- Decades:: 1930s; 1940s; 1950s;
- See also:: Other events of 1934 History of Malaysia • Timeline • Years

= 1934 in British Malaya =

This article lists important figures and events in the public affairs of British Malaya during the year 1934, together with births and deaths of prominent Malayans.

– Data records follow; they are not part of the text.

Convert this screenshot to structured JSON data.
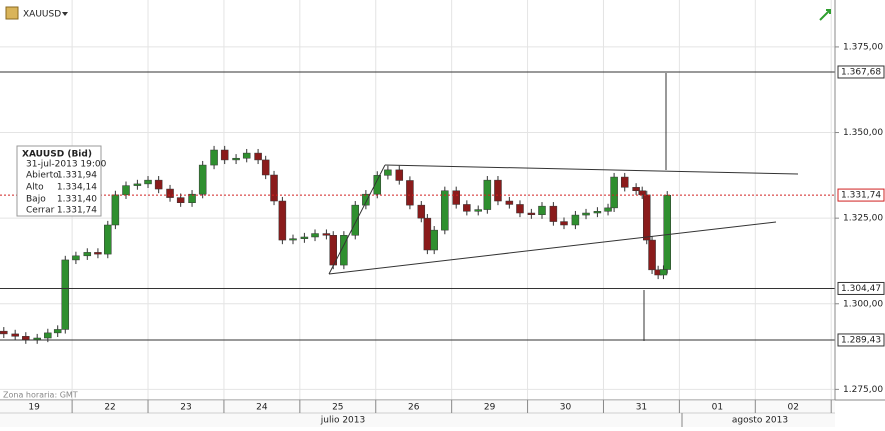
{
  "header": {
    "symbol": "XAUUSD"
  },
  "chart_data": {
    "type": "candlestick",
    "x": [
      -0.4,
      -0.25,
      -0.11,
      0.04,
      0.18,
      0.31,
      0.41,
      0.55,
      0.7,
      0.84,
      0.97,
      1.07,
      1.21,
      1.36,
      1.5,
      1.64,
      1.79,
      1.93,
      2.08,
      2.22,
      2.37,
      2.51,
      2.66,
      2.8,
      2.95,
      3.05,
      3.16,
      3.27,
      3.41,
      3.56,
      3.7,
      3.85,
      3.94,
      4.08,
      4.23,
      4.37,
      4.52,
      4.66,
      4.81,
      4.95,
      5.1,
      5.18,
      5.27,
      5.41,
      5.56,
      5.7,
      5.85,
      5.97,
      6.11,
      6.26,
      6.4,
      6.55,
      6.69,
      6.84,
      6.98,
      7.13,
      7.27,
      7.42,
      7.56,
      7.64,
      7.78,
      7.93,
      8.01,
      8.07,
      8.14,
      8.22,
      8.29,
      8.34
    ],
    "open": [
      1.292,
      1.2912,
      1.2905,
      1.2895,
      1.29,
      1.2915,
      1.2925,
      1.3128,
      1.314,
      1.315,
      1.3145,
      1.323,
      1.3318,
      1.3345,
      1.335,
      1.3361,
      1.3335,
      1.331,
      1.3295,
      1.332,
      1.3405,
      1.3449,
      1.342,
      1.3425,
      1.344,
      1.342,
      1.3376,
      1.33,
      1.3186,
      1.319,
      1.3195,
      1.3205,
      1.32,
      1.3113,
      1.32,
      1.3288,
      1.332,
      1.3375,
      1.3391,
      1.336,
      1.3288,
      1.325,
      1.3157,
      1.3215,
      1.333,
      1.329,
      1.327,
      1.3275,
      1.3361,
      1.33,
      1.329,
      1.3265,
      1.326,
      1.3285,
      1.324,
      1.323,
      1.3259,
      1.3265,
      1.327,
      1.328,
      1.337,
      1.334,
      1.333,
      1.3318,
      1.3186,
      1.3099,
      1.3084,
      1.31
    ],
    "high": [
      1.2932,
      1.2924,
      1.2917,
      1.2912,
      1.2927,
      1.2937,
      1.314,
      1.3152,
      1.3162,
      1.3162,
      1.3242,
      1.333,
      1.3357,
      1.3362,
      1.3373,
      1.3373,
      1.3347,
      1.3322,
      1.3332,
      1.3417,
      1.3461,
      1.3461,
      1.3437,
      1.3452,
      1.3452,
      1.3432,
      1.3388,
      1.3312,
      1.3202,
      1.3207,
      1.3217,
      1.3217,
      1.3212,
      1.3212,
      1.33,
      1.3332,
      1.3387,
      1.3403,
      1.3403,
      1.3372,
      1.33,
      1.3262,
      1.3227,
      1.3342,
      1.3342,
      1.3302,
      1.3287,
      1.3373,
      1.3373,
      1.3312,
      1.3302,
      1.3277,
      1.3297,
      1.3297,
      1.3252,
      1.3271,
      1.3277,
      1.3282,
      1.3292,
      1.3382,
      1.3382,
      1.3352,
      1.3342,
      1.333,
      1.3198,
      1.3111,
      1.3112,
      1.3329
    ],
    "low": [
      1.29,
      1.2893,
      1.2883,
      1.2883,
      1.2888,
      1.2903,
      1.2913,
      1.3116,
      1.3128,
      1.3133,
      1.3133,
      1.3218,
      1.3306,
      1.3333,
      1.3338,
      1.3323,
      1.3298,
      1.3283,
      1.3283,
      1.3308,
      1.3393,
      1.3408,
      1.3408,
      1.3413,
      1.3408,
      1.3364,
      1.3288,
      1.3174,
      1.3174,
      1.3178,
      1.3183,
      1.3188,
      1.3101,
      1.3101,
      1.3188,
      1.3276,
      1.3308,
      1.3363,
      1.3348,
      1.3276,
      1.3238,
      1.3145,
      1.3145,
      1.3203,
      1.3278,
      1.3258,
      1.3258,
      1.3263,
      1.3288,
      1.3278,
      1.3253,
      1.3248,
      1.3248,
      1.3228,
      1.3218,
      1.3218,
      1.3247,
      1.3253,
      1.3258,
      1.3268,
      1.3328,
      1.3318,
      1.3306,
      1.3174,
      1.3087,
      1.3072,
      1.3072,
      1.3088
    ],
    "close": [
      1.2912,
      1.2905,
      1.2895,
      1.29,
      1.2915,
      1.2925,
      1.3128,
      1.314,
      1.315,
      1.3145,
      1.323,
      1.3318,
      1.3345,
      1.335,
      1.3361,
      1.3335,
      1.331,
      1.3295,
      1.332,
      1.3405,
      1.3449,
      1.342,
      1.3425,
      1.344,
      1.342,
      1.3376,
      1.33,
      1.3186,
      1.319,
      1.3195,
      1.3205,
      1.32,
      1.3113,
      1.32,
      1.3288,
      1.332,
      1.3375,
      1.3391,
      1.336,
      1.3288,
      1.325,
      1.3157,
      1.3215,
      1.333,
      1.329,
      1.327,
      1.3275,
      1.3361,
      1.33,
      1.329,
      1.3265,
      1.326,
      1.3285,
      1.324,
      1.323,
      1.3259,
      1.3265,
      1.327,
      1.328,
      1.337,
      1.334,
      1.333,
      1.3318,
      1.3186,
      1.3099,
      1.3084,
      1.31,
      1.3317
    ],
    "categories": [
      "19",
      "22",
      "23",
      "24",
      "25",
      "26",
      "29",
      "30",
      "31",
      "01",
      "02"
    ],
    "months": [
      "julio 2013",
      "agosto 2013"
    ],
    "xlim": [
      -0.45,
      10.55
    ],
    "ylim": [
      1.2719,
      1.3887
    ],
    "yticks": [
      {
        "value": 1.275,
        "label": "1.275,00"
      },
      {
        "value": 1.3,
        "label": "1.300,00"
      },
      {
        "value": 1.325,
        "label": "1.325,00"
      },
      {
        "value": 1.35,
        "label": "1.350,00"
      },
      {
        "value": 1.375,
        "label": "1.375,00"
      }
    ],
    "grid": true,
    "up_color": "#2f8f2f",
    "down_color": "#8a1b1b",
    "levels": [
      {
        "value": 1.36768,
        "label": "1.367,68",
        "color": "#333333",
        "dashed": false
      },
      {
        "value": 1.30447,
        "label": "1.304,47",
        "color": "#333333",
        "dashed": false
      },
      {
        "value": 1.28943,
        "label": "1.289,43",
        "color": "#333333",
        "dashed": false
      },
      {
        "value": 1.33174,
        "label": "1.331,74",
        "color": "#d02020",
        "dashed": true
      }
    ],
    "timezone": "Zona horaria: GMT"
  },
  "info_box": {
    "title": "XAUUSD (Bid)",
    "time": "31-jul-2013 19:00",
    "rows": [
      [
        "Abierto",
        "1.331,94"
      ],
      [
        "Alto",
        "1.334,14"
      ],
      [
        "Bajo",
        "1.331,40"
      ],
      [
        "Cerrar",
        "1.331,74"
      ]
    ]
  }
}
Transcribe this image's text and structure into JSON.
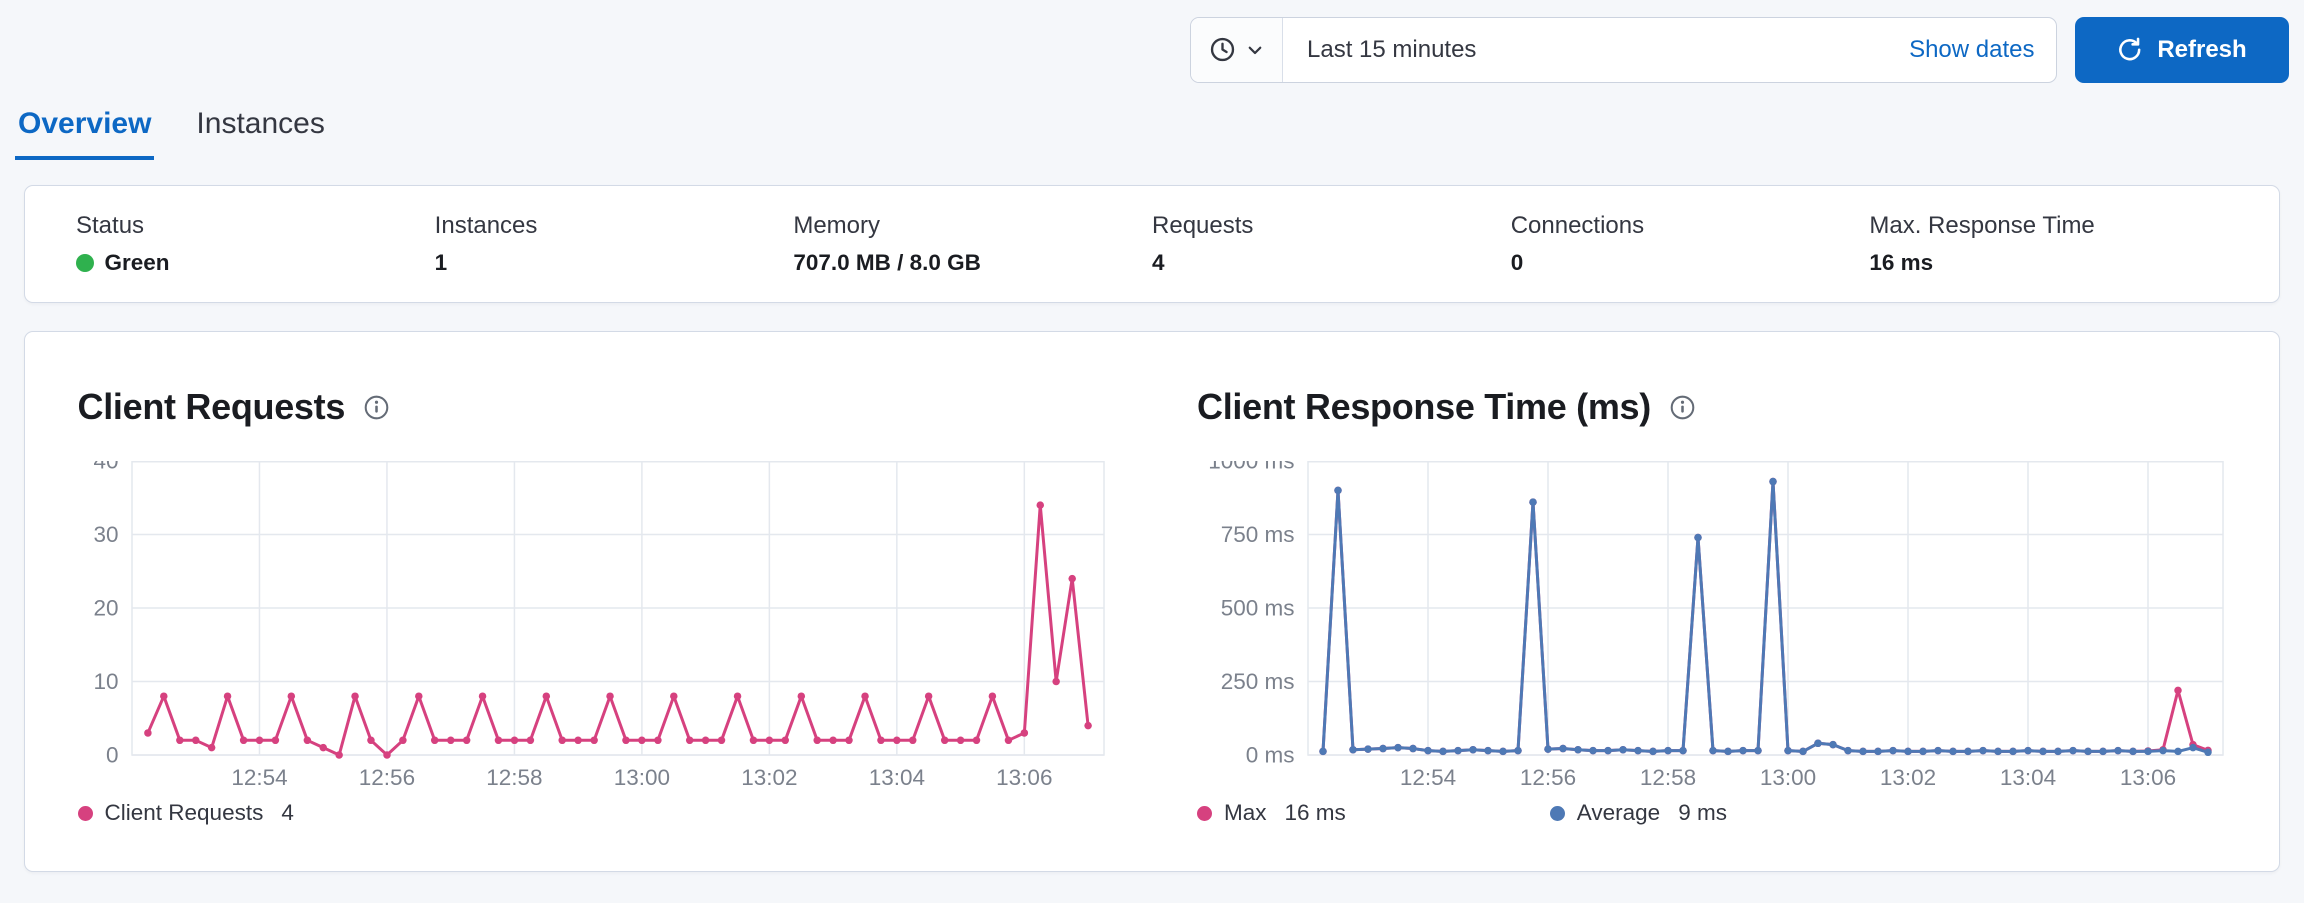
{
  "header": {
    "time_picker": {
      "selected": "Last 15 minutes",
      "show_dates_label": "Show dates"
    },
    "refresh_label": "Refresh"
  },
  "tabs": [
    {
      "label": "Overview",
      "active": true
    },
    {
      "label": "Instances",
      "active": false
    }
  ],
  "stats": [
    {
      "label": "Status",
      "value": "Green",
      "health_color": "#2fb14e"
    },
    {
      "label": "Instances",
      "value": "1"
    },
    {
      "label": "Memory",
      "value": "707.0 MB / 8.0 GB"
    },
    {
      "label": "Requests",
      "value": "4"
    },
    {
      "label": "Connections",
      "value": "0"
    },
    {
      "label": "Max. Response Time",
      "value": "16 ms"
    }
  ],
  "colors": {
    "primary": "#0d68c4",
    "pink": "#d6417f",
    "blue": "#4e79b5",
    "grid": "#e4e8ee",
    "axis_text": "#7b818c",
    "health_green": "#2fb14e"
  },
  "chart_data": [
    {
      "type": "line",
      "title": "Client Requests",
      "xlabel": "",
      "ylabel": "",
      "x_interval_seconds": 15,
      "xlim": [
        0,
        61
      ],
      "ylim": [
        0,
        40
      ],
      "x_ticks": [
        {
          "v": 8,
          "label": "12:54"
        },
        {
          "v": 16,
          "label": "12:56"
        },
        {
          "v": 24,
          "label": "12:58"
        },
        {
          "v": 32,
          "label": "13:00"
        },
        {
          "v": 40,
          "label": "13:02"
        },
        {
          "v": 48,
          "label": "13:04"
        },
        {
          "v": 56,
          "label": "13:06"
        }
      ],
      "y_ticks": [
        {
          "v": 0,
          "label": "0"
        },
        {
          "v": 10,
          "label": "10"
        },
        {
          "v": 20,
          "label": "20"
        },
        {
          "v": 30,
          "label": "30"
        },
        {
          "v": 40,
          "label": "40"
        }
      ],
      "series": [
        {
          "name": "Client Requests",
          "color": "#d6417f",
          "values": [
            3,
            8,
            2,
            2,
            1,
            8,
            2,
            2,
            2,
            8,
            2,
            1,
            0,
            8,
            2,
            0,
            2,
            8,
            2,
            2,
            2,
            8,
            2,
            2,
            2,
            8,
            2,
            2,
            2,
            8,
            2,
            2,
            2,
            8,
            2,
            2,
            2,
            8,
            2,
            2,
            2,
            8,
            2,
            2,
            2,
            8,
            2,
            2,
            2,
            8,
            2,
            2,
            2,
            8,
            2,
            3,
            34,
            10,
            24,
            4
          ]
        }
      ],
      "legend": [
        {
          "label": "Client Requests",
          "value": "4",
          "color": "#d6417f"
        }
      ],
      "layout": {
        "y_gutter": 36,
        "grid": true,
        "legend_position": "bottom"
      }
    },
    {
      "type": "line",
      "title": "Client Response Time (ms)",
      "xlabel": "",
      "ylabel": "",
      "x_interval_seconds": 15,
      "xlim": [
        0,
        61
      ],
      "ylim": [
        0,
        1000
      ],
      "x_ticks": [
        {
          "v": 8,
          "label": "12:54"
        },
        {
          "v": 16,
          "label": "12:56"
        },
        {
          "v": 24,
          "label": "12:58"
        },
        {
          "v": 32,
          "label": "13:00"
        },
        {
          "v": 40,
          "label": "13:02"
        },
        {
          "v": 48,
          "label": "13:04"
        },
        {
          "v": 56,
          "label": "13:06"
        }
      ],
      "y_ticks": [
        {
          "v": 0,
          "label": "0 ms"
        },
        {
          "v": 250,
          "label": "250 ms"
        },
        {
          "v": 500,
          "label": "500 ms"
        },
        {
          "v": 750,
          "label": "750 ms"
        },
        {
          "v": 1000,
          "label": "1000 ms"
        }
      ],
      "series": [
        {
          "name": "Max",
          "color": "#d6417f",
          "values": [
            12,
            900,
            18,
            20,
            22,
            25,
            22,
            15,
            12,
            15,
            18,
            15,
            12,
            15,
            860,
            20,
            22,
            18,
            15,
            15,
            18,
            15,
            12,
            15,
            15,
            740,
            15,
            12,
            15,
            15,
            930,
            15,
            12,
            40,
            35,
            15,
            12,
            12,
            15,
            12,
            12,
            15,
            12,
            12,
            15,
            12,
            12,
            15,
            12,
            12,
            15,
            12,
            12,
            15,
            12,
            14,
            18,
            220,
            35,
            16
          ]
        },
        {
          "name": "Average",
          "color": "#4e79b5",
          "values": [
            12,
            900,
            18,
            20,
            22,
            25,
            22,
            15,
            12,
            15,
            18,
            15,
            12,
            15,
            860,
            20,
            22,
            18,
            15,
            15,
            18,
            15,
            12,
            15,
            15,
            740,
            15,
            12,
            15,
            15,
            930,
            15,
            12,
            40,
            35,
            15,
            12,
            12,
            15,
            12,
            12,
            15,
            12,
            12,
            15,
            12,
            12,
            15,
            12,
            12,
            15,
            12,
            12,
            15,
            12,
            12,
            15,
            12,
            25,
            9
          ]
        }
      ],
      "legend": [
        {
          "label": "Max",
          "value": "16 ms",
          "color": "#d6417f"
        },
        {
          "label": "Average",
          "value": "9 ms",
          "color": "#4e79b5"
        }
      ],
      "layout": {
        "y_gutter": 74,
        "grid": true,
        "legend_position": "bottom"
      }
    }
  ]
}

== Incumbent political figures ==
=== Central level ===
- Governor of Federated of Malay States:
  - Cecil Clementi (until 16 February)
  - Shenton Whitelegge Thomas (from 9 November)
- Chief Secretaries to the Government of the FMS:
  - Andrew Caldecott (until unknown date)
  - Malcolm Bond Shelley (from unknown date)
- Governor of Straits Settlements :
  - Cecil Clementi (until 9 November)
  - Shenton Whitelegge Thomas (from 9 November)

=== State level ===
- Perlis :
  - Raja of Perlis : Syed Alwi Syed Saffi Jamalullail
- Johore :
  - Sultan of Johor : Sultan Ibrahim Al-Masyhur
- Kedah :
  - Sultan of Kedah : Abdul Hamid Halim Shah
- Kelantan :
  - Sultan of Kelantan : Sultan Ismail Sultan Muhammad IV
- Trengganu :
  - Sultan of Trengganu : Sulaiman Badrul Alam Shah
- Selangor :
  - British Residents of Selangor : George Ernest London
  - Sultan of Selangor : Sultan Sir Alaeddin Sulaiman Shah
- Penang :
  - Monarchs : King George V
  - Residents-Councillors : Arthur Mitchell Goodman
- Malacca :
  - Monarchs : King George V
  - Residents-Councillors : M.W. Millington
- Negri Sembilan :
  - British Residents of Negri Sembilan : John Whitehouse Ward Hughes
  - Yang di-Pertuan Besar of Negri Sembilan : Tuanku Abdul Rahman ibni Almarhum Tuanku Muhammad
- Pahang :
  - British Residents of Pahang : Hugh Goodwin Russell Leonard
  - Sultan of Pahang : Sultan Abu Bakar
- Perak :
  - British Residents of Perak : G. E. Cater
  - Sultan of Perak : Sultan Iskandar Shah

== Events ==
- 12 February – Opening of Melaka General Hospital.
- 27 April – Straits Settlement Royal Naval Volunteer Reserve (SSRNVR) was established, predecessor to Royal Malaysian Navy.
- Unknown date – The Public Service Department was founded.

==Births==
- 22 January - Tunku Abdul Aziz, corporate figure and politician.